Filmin adı : En İyi Teklif  Imdb Puanı 7,8  
Film benim için büyük bir gizemle başlayıp yine büyük bir üzüntü ile son buldu. 
Film Orta Avrupalı bir sanat tarihçisi ve müzayedeci olan,yaşının ilerlemesine rağmen çok yalnız bir adam olan  Virgil ile yıllar boyunca şatosundaki ( o eve malikane bile hakaret sayılır)  gizli bölmesinde yaşayan ve kimse ile görüşmeyen Claire arasında geçenleri anlatıyor.
Kesinlikle izlemelisiniz!

Cumartesi günü D&R a girdim , standlar dolusu filmi 6,90 , 4,90 a indirmişler. Bir sürü film aldım. 

Bunlardan biri de vizyondayken kaçırdığım Zoraki Kral dı.

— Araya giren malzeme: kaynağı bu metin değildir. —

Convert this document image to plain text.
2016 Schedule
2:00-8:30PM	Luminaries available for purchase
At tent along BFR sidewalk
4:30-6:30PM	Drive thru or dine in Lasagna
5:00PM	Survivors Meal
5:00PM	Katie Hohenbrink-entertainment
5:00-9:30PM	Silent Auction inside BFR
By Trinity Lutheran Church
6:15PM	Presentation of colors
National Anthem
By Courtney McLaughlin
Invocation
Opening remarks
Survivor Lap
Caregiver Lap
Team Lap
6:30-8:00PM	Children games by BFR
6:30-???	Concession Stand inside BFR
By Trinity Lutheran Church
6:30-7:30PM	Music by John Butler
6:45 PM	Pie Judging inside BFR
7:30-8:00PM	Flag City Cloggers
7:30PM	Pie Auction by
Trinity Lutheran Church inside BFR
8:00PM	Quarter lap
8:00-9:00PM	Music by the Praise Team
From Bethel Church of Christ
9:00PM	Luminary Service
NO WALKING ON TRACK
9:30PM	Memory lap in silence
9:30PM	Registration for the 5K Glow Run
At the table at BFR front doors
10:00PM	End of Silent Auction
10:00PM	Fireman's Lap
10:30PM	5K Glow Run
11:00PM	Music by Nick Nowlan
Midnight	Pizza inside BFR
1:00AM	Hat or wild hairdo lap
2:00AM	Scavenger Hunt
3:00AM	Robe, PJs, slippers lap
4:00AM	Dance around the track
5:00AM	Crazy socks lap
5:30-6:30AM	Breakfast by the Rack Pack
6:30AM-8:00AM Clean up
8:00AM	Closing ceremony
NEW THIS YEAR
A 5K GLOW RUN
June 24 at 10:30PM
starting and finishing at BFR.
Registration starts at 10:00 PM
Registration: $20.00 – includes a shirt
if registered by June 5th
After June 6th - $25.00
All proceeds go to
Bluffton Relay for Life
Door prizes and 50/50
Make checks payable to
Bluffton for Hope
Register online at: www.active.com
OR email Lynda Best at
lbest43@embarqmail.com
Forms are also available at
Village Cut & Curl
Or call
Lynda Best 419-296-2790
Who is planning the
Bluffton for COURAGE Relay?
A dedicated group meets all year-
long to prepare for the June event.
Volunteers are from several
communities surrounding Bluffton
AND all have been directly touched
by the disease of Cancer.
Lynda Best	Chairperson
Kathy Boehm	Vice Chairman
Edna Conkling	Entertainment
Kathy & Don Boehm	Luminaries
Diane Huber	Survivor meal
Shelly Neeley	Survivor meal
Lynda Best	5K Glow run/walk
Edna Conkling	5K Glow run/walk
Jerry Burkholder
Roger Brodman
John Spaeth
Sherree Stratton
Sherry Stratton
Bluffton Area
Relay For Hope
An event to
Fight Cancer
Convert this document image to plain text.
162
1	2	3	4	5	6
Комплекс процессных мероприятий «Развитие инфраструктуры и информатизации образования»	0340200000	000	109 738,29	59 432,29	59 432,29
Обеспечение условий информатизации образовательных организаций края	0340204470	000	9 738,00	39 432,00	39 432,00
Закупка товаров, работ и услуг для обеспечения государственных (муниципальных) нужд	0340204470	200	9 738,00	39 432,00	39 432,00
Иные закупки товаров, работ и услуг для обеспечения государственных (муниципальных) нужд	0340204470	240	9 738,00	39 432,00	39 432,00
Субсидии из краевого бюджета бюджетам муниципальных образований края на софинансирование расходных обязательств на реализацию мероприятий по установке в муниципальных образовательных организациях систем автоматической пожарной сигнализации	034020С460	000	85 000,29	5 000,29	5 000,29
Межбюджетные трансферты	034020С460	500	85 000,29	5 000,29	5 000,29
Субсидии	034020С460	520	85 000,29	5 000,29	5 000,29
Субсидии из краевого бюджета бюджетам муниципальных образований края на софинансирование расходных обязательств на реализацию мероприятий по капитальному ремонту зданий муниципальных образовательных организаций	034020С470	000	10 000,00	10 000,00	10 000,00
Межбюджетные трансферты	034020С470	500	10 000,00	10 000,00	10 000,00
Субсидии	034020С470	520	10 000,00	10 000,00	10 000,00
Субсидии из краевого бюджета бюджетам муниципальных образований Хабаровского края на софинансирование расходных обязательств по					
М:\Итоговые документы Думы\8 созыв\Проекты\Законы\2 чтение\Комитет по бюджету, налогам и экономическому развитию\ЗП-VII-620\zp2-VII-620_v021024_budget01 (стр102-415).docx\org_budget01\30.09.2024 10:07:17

Colin Firth ve Helena Bonham Carter pek tabi şahane idiler. Kardeşinin tahtı bırakması sebebi ile kral olmak zorunda kalan kekeme bir adamın hikayesi, zaten bir çoğunuz izlemişsinizdir.
Kekeme Kral halka hitap edebilmesi için konuşma dersleri alır vs...
Filmi çok anlatmayacağım, zira bir çoğunuz izlemişsinizdir zaten, izlemeyenler var ise de bence kesinlikle izlesinler.
Benim gelmek istediğim nokta filmde krala konuşma dersleri veren ve bir zaman sonra sağ kolu haline gelen kişi.
İzlerken dedim ki ben bu adamı bir yerden çıkartacağım!
Sonra dank etti ki kızzzzz dedim bu  bizim Virgil işte :D


Velhasıl 2 filmde de o nasıl oyunculukdur yarabbim!
Hani şapka çıkartmak az kalır bence sevgili Geoffrey Rush'ı  alnından öpmeli.

Geoffrey Rush'ı ilk Panama Terzisinde izlediğimi hatırlıyorum.
Ve sonrasında efsane Kaptan Barbossa olarak :)


Kendisi Türkiye de yayınlanacak benim okumayı başaramadığım kitap olan Kitap Hırsızı'nın film versiyonunda da oynamış, bakalım izleyeceğiz.


Bayılıyorum böyle şekilden şekle giren oyuncuların filmlerini art arda izlemeye.